Os esquadrões da morte e o fuzilamento dos jovens no Rio. Por Marcos Sacramento

Atualizado em 6 de dezembro de 2015 às 21:09
A mãe de uma das vítimas da chacina de Costa Barros
A mãe de uma das vítimas da chacina de Costa Barros

 

Há uma semelhança entre o fuzilamento de cinco rapazes em Costa Barros, zona norte do Rio de Janeiro, e o assassinato que marcou o surgimento da Scuderie Le Cocq, grupo de extermínio formado por policiais com atuação entre os anos 60 e início de 2000.

Nos anos 60, o proxeneta e achacador de bicheiros Cara de Cavalo foi abatido por 52 disparos como vingança pela morte do detetive Milton Le Cocq, após um cerco que envolveu mais de 2 mil policiais de quatro estados.

Os ares cinematográficos da ação foram destaque no noticiário e motivo de orgulho para os autores da emboscada, que saíram prestigiados pela sociedade da época. “Então todo mundo atirou no bandido. Mais de cem tiros. O umbigo do cara ficou colado na parede”, disse o delegado Sivuca, que mais tarde seria eleito deputado estadual.

Cinco décadas depois, um grupo de jovens negros foi executado com 111 disparos.  Ao contrário de Cara de Cavalo, executado depois de matar o detetive Le Cocq durante uma troca de tiros, os rapazes foram mortos sem nenhuma justificativa.

Como os vingadores do detetive Le Cocq, os quatro policiais militares acusados de fuzilar os cincos jovens no subúrbio do Rio de Janeiro teriam comemorado após descarregar suas armas.

Porém, diferentemente da ação que fundou a Scuderie Le Cocq, o excesso de disparos pode ter sido a ruína dos soldados Thiago Resende Viana Barbosa e Antônio Carlos Gonçalves Filho, do sargento Márcio Darcy Alves dos Santos e do cabo Fabio Pizza Oliveira da Silva.

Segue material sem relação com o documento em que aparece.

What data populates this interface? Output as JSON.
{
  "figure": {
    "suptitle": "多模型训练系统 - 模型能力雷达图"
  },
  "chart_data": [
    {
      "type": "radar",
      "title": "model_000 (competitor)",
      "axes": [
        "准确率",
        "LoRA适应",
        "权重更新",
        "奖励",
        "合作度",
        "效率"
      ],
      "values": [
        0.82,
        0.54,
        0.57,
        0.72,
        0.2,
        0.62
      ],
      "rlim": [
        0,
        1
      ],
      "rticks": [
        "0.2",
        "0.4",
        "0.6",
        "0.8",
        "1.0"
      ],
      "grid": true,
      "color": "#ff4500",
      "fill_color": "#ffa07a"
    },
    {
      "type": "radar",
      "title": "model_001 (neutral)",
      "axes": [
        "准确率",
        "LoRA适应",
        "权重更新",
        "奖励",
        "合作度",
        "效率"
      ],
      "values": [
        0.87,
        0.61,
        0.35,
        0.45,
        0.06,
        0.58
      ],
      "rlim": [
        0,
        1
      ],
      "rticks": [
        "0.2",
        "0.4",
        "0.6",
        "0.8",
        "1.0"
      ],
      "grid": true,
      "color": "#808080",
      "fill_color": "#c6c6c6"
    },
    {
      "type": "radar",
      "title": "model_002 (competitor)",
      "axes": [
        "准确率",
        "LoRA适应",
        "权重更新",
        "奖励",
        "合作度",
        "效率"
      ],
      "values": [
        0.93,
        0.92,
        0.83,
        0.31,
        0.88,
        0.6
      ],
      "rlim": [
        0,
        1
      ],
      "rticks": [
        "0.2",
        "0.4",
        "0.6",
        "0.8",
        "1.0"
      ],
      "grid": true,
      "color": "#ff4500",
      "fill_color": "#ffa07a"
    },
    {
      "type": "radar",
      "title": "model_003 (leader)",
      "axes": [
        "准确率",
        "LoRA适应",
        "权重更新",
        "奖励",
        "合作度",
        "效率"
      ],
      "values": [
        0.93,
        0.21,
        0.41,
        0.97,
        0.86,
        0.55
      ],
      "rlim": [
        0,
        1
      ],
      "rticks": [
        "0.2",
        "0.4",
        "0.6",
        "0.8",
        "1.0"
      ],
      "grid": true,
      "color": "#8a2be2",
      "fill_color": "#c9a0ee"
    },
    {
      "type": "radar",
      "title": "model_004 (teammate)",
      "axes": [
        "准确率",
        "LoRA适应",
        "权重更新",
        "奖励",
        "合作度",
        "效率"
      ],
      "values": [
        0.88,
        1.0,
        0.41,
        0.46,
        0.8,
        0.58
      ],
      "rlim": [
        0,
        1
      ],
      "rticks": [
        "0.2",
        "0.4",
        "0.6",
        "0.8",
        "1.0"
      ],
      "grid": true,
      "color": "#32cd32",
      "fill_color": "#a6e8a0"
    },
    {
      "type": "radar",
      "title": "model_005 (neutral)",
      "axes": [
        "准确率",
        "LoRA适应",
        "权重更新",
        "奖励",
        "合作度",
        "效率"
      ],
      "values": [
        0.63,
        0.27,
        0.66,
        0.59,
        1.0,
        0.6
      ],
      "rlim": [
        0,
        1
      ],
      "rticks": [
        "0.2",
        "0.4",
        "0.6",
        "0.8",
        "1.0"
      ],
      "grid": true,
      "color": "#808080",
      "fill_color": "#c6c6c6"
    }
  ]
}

Se tivessem apertado os gatilhos com parcimônia, seria possível alegar que as mortes ocorreram em um “auto de resistência” e escapar da prisão e expulsão dos quadros da polícia.

As consequências da fuzilaria, porém, têm tudo para ficar só por isso mesmo, por causa da forma como as autoridades trataram o assunto. O governador do Rio de Janeiro, Luiz Fernando Pezão, deu a resposta óbvia de praxe.

“É abominável uma atitude como essa de pessoas treinadas para levar a paz. Cinquenta tiros em um automóvel não é normal. O Estado não vai tolerar isso. Os policiais vão ter o direito de se explicar, mas, se erraram, serão punidos. Determinei investigação rigorosa e rápida. A gente tem feito todos os esforços para acabar com essa chaga aqui no Rio. Se tiver de expulsar os policiais, vamos expulsar, como já expulsamos 123 este ano”, disse o governador.

O governo federal também ficou quieto e não emitiu sequer uma nota por meio do Ministério de Ministério das Mulheres, Igualdade Racial e Direitos Humanos.

Até agora não houve nenhum sinal de medida concreta, como mudança na doutrina das polícias ou nos procedimentos quanto ao uso das armas de fogo, nada que de fato possa evitar que histórias como a que vitimou Roberto de Souza Penha, Carlos Eduardo da Silva de Souza, Wilton Esteves Domingos Junior, Cleiton Correa de Souza e Wesley Castro Rodrigues voltem a acontecer.

No passado, os mais de 100 disparos contra o Cara de Cavalo foram o início de uma jornada de extermínio e abusos de direitos humanos. A chacina de Costa Barros, com a imagem de um carro perfurado por balas digna dos filmes de mafiosos, poderia fazer o caminho inverso e iniciar um movimento pelo respeito à vida dos jovens negros.

Mas tudo indica que será só mais um assassinato de jovens negros e pobres, que ainda por cima vai servir de lição para que os policiais criminosos sejam mais discretos na hora de praticar o extermínio.